Alea sontak menarik tubuh Narendra. Menjajah posisinya yang berdiri dekat dengan penjual burger.
"Mas, dia pesen apa?" tanya Alea pada penjual burger sembari mengarahkan telunjuknya pada Narendra.
"Burger, Mbak."
"Berapa?"
"Apanya, Mbak? Harganya apa jumlahnya?"
"Ya jumlahnya lah! Masa saya nanyain harga pakai 'berapa'? Ya 'how much' lah, Mas!" ledak Alea. Aku menahan gelak tatkala melihat ekspresi penjual burger yang berubah keder setelah menyadari bahwa sosok di depannya adalah nenek sihir berwujud cewek cakep.
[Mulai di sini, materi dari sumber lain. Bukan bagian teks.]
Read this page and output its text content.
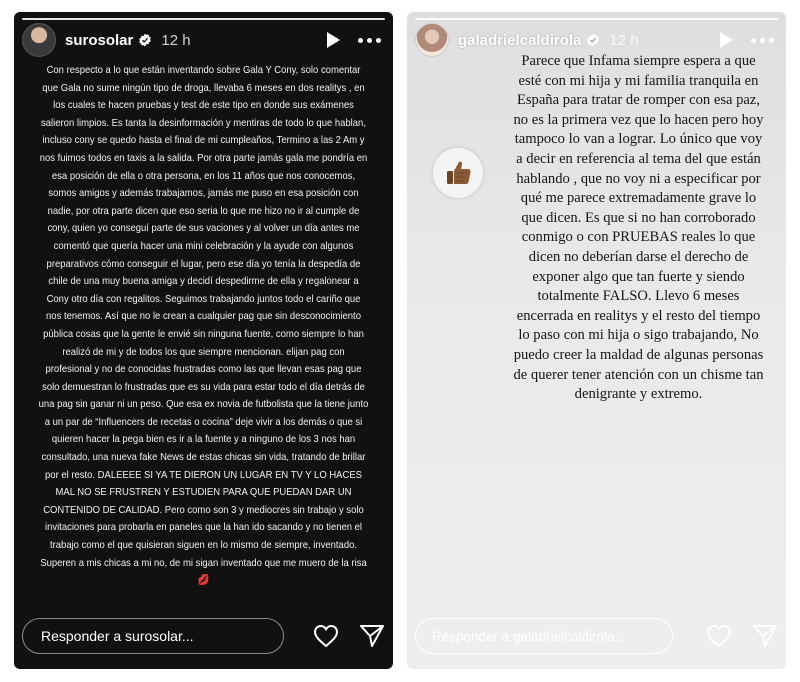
surosolar 12 h
Con respecto a lo que están inventando sobre Gala Y Cony, solo comentar que Gala no sume ningún tipo de droga, llevaba 6 meses en dos realitys , en los cuales te hacen pruebas y test de este tipo en donde sus exámenes salieron limpios. Es tanta la desinformación y mentiras de todo lo que hablan, incluso cony se quedo hasta el final de mi cumpleaños, Termino a las 2 Am y nos fuimos todos en taxis a la salida. Por otra parte jamás gala me pondría en esa posición de ella o otra persona, en los 11 años que nos conocemos, somos amigos y además trabajamos, jamás me puso en esa posición con nadie, por otra parte dicen que eso seria lo que me hizo no ir al cumple de cony, quien yo conseguí parte de sus vaciones y al volver un día antes me comentó que quería hacer una mini celebración y la ayude con algunos preparativos cómo conseguir el lugar, pero ese día yo tenía la despedía de chile de una muy buena amiga y decidí despedirme de ella y regalonear a Cony otro día con regalitos. Seguimos trabajando juntos todo el cariño que nos tenemos. Así que no le crean a cualquier pag que sin desconocimiento pública cosas que la gente le envié sin ninguna fuente, como siempre lo han realizó de mi y de todos los que siempre mencionan. elijan pag con profesional y no de conocidas frustradas como las que llevan esas pag que solo demuestran lo frustradas que es su vida para estar todo el día detrás de una pag sin ganar ni un peso. Que esa ex novia de futbolista que la tiene junto a un par de “Influencers de recetas o cocina” deje vivir a los demás o que si quieren hacer la pega bien es ir a la fuente y a ninguno de los 3 nos han consultado, una nueva fake News de estas chicas sin vida, tratando de brillar por el resto. DALEEEE SI YA TE DIERON UN LUGAR EN TV Y LO HACES MAL NO SE FRUSTREN Y ESTUDIEN PARA QUE PUEDAN DAR UN CONTENIDO DE CALIDAD. Pero como son 3 y mediocres sin trabajo y solo invitaciones para probarla en paneles que la han ido sacando y no tienen el trabajo como el que quisieran siguen en lo mismo de siempre, inventado. Superen a mis chicas a mi no, de mi sigan inventado que me muero de la risa 💋
Responder a surosolar...
galadrielcaldirola 12 h
Parece que Infama siempre espera a que esté con mi hija y mi familia tranquila en España para tratar de romper con esa paz, no es la primera vez que lo hacen pero hoy tampoco lo van a lograr. Lo único que voy a decir en referencia al tema del que están hablando , que no voy ni a especificar por qué me parece extremadamente grave lo que dicen. Es que si no han corroborado conmigo o con PRUEBAS reales lo que dicen no deberían darse el derecho de exponer algo que tan fuerte y siendo totalmente FALSO. Llevo 6 meses encerrada en realitys y el resto del tiempo lo paso con mi hija o sigo trabajando, No puedo creer la maldad de algunas personas de querer tener atención con un chisme tan denigrante y extremo.
Responder a galadrielcaldirola...
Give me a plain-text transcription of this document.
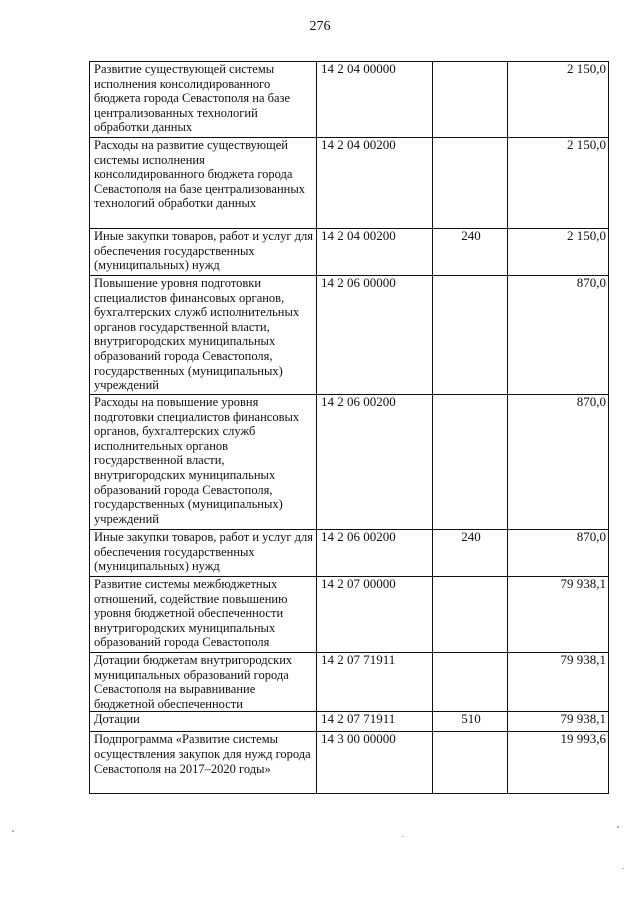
276
Развитие существующей системы исполнения консолидированного бюджета города Севастополя на базе централизованных технологий обработки данных	14 2 04 00000		2 150,0
Расходы на развитие существующей системы исполнения консолидированного бюджета города Севастополя на базе централизованных технологий обработки данных	14 2 04 00200		2 150,0
Иные закупки товаров, работ и услуг для обеспечения государственных (муниципальных) нужд	14 2 04 00200	240	2 150,0
Повышение уровня подготовки специалистов финансовых органов, бухгалтерских служб исполнительных органов государственной власти, внутригородских муниципальных образований города Севастополя, государственных (муниципальных) учреждений	14 2 06 00000		870,0
Расходы на повышение уровня подготовки специалистов финансовых органов, бухгалтерских служб исполнительных органов государственной власти, внутригородских муниципальных образований города Севастополя, государственных (муниципальных) учреждений	14 2 06 00200		870,0
Иные закупки товаров, работ и услуг для обеспечения государственных (муниципальных) нужд	14 2 06 00200	240	870,0
Развитие системы межбюджетных отношений, содействие повышению уровня бюджетной обеспеченности внутригородских муниципальных образований города Севастополя	14 2 07 00000		79 938,1
Дотации бюджетам внутригородских муниципальных образований города Севастополя на выравнивание бюджетной обеспеченности	14 2 07 71911		79 938,1
Дотации	14 2 07 71911	510	79 938,1
Подпрограмма «Развитие системы осуществления закупок для нужд города Севастополя на 2017–2020 годы»	14 3 00 00000		19 993,6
"Satu aja, Mbak," sahut si penjual burger takut-takut.
"Burgernya pedas," sahut Alea cepat.
"Punya mas-nya?"
"Emang ada yang pesen burger lagi selain dia?" tukas Alea jutek.
"Nggak ada sih, Mbak. Kalau mas satunya pesan kebab, Mbak."
"Ya udah. Berarti bikinin burger yang pedas buat cowok tengil ini."
"Iya, Mbak."
"Le, aku kan nggak suka pedas?" protes Narendra pada Alea yang seenak hati mengubah pesanannya.
"Ya udah! Itu buat aku dong."
"Terus punyaku?"
"Kamu pesan lagi."
"Kenapa nggak kamu aja yang pesan satu?"
"Buat kamu? Kenapa aku harus pesenin burger buat kamu? Enak aja! Kamu kan cowoknya. Harusnya kamu dong yang beliin burger buat aku."
"Kok bawa-bawa gender sih? Apa kabar sama emansipasi?"
"Emansipasi kabarnya baik," Alea melengos.
"Oke, aku akan bayarin burger punyamu. Tapi yang itu buat aku. Kamu pesen yang baru." Kulihat Narendra dengan segenap jiwa raga mencoba menahan sabar demi menghadapi sikap Alea yang menjengkelkan.
"Yah, gimana dong? Kan udah terlanjut dibikinin masnya yang pedes. Kalau gitu, kamu aja yang pesan baru ya."
"Belum dikasih pedes kok, Mbak."
Alea melotot pada penjual burger.
"Tuh kan! Berarti yang itu buat aku aja. Kamu pesen lagi."
"Ya nggak bisa gitu dong! Ribet amat sih ketimbang pesen doang coba!"
Narendra memautkan bibir lalu mendengus keras-keras.
"Kalau gitu kamu minggir. Aku mau pesen."
"Dari situ kan bisa? Nggak sampe semeter juga. Kamu bisik-bisik aja kedengeran kok sam masnya."
"Bisik-bisik gimana?"
"Ya bisik-bisik. Dengan suara halus dan pelan kayak puteri keraton, 'Mas, mas. Saya pesen burger ya satu. Nggak pake pedes. Gampang kan?"
"Oke, Mbak!" sahut si penjual burger.